This notebook will focus on what target of joining data, how the process going and what to do with output
- Gathering/combining from multiple files into one, call it clean_data, file type: tsv.
- Master SKU will be handling in separated notebook, which returns clean master file, call it clean_SKU.
- Joining clean_data and clean_SKU, group by order and sum of billedCBM
- Raw masterSKU will be put in MasterSKU folder, the rule is one file at the time, user must delete old file before uploading new one.
- Raw data file will be put in one of those, depending on data has been merged or not:
- If data has already merged, put it in folder DatatoHandle. xlsx file need to have needed data in first sheet (sheet 1).
- If data is raw (download from system mail), it must be put in folder DatatoMerge, there is another notebook in charged of merging those file into one for further usage.
- After handling, output will be return to the same folder with notebook:
- Naming: all output file must have prefix 'clean' with cleaning from raw file, 'output' with result from manipulating dataframe.

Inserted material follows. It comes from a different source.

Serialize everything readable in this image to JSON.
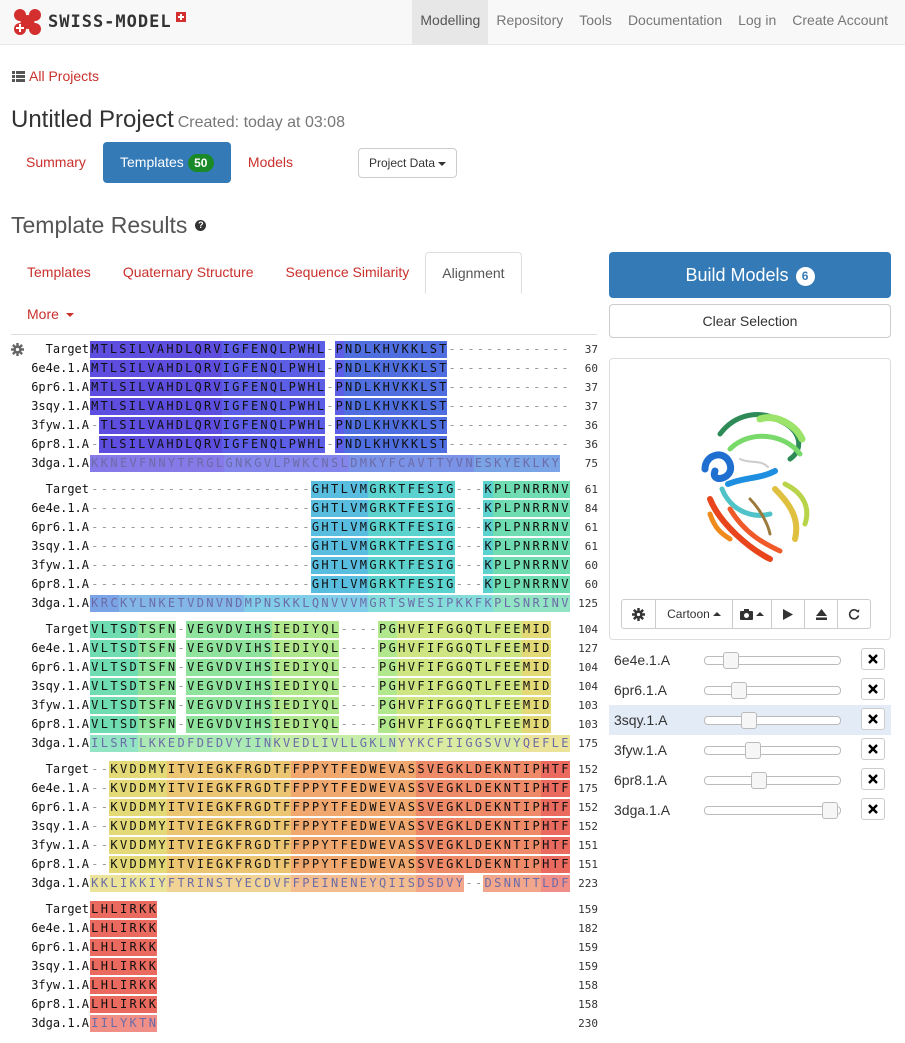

- Included datetime or convention, maybe we need to define naming convention for raw files
- In tsv format
- Move old file to storage folder, the notebook must have checking step to move old file into storage
To be clear, the automation is currently not possible via Make. All files are stored in Google Drive, so there will be a step to mount Drive when using Google Colab. Moreover, ipynb file just runs manually.
These steps below just to intend that automation would be possible in future
- Folder for upload raw files will be share to the team
- Folder contains storage files also be shared
Below describes overall processes, each process is defined in each notebook.
- Receive raw file from Drive
- Handling and return clean master SKU file
- Receive raw data file from Drive
- Handling and return clean data file
- From clean master SKU and clean data file, join data frames.
- After joined, use aggregate function to return output file.
- Order
- CBM of WH
- CBM of TP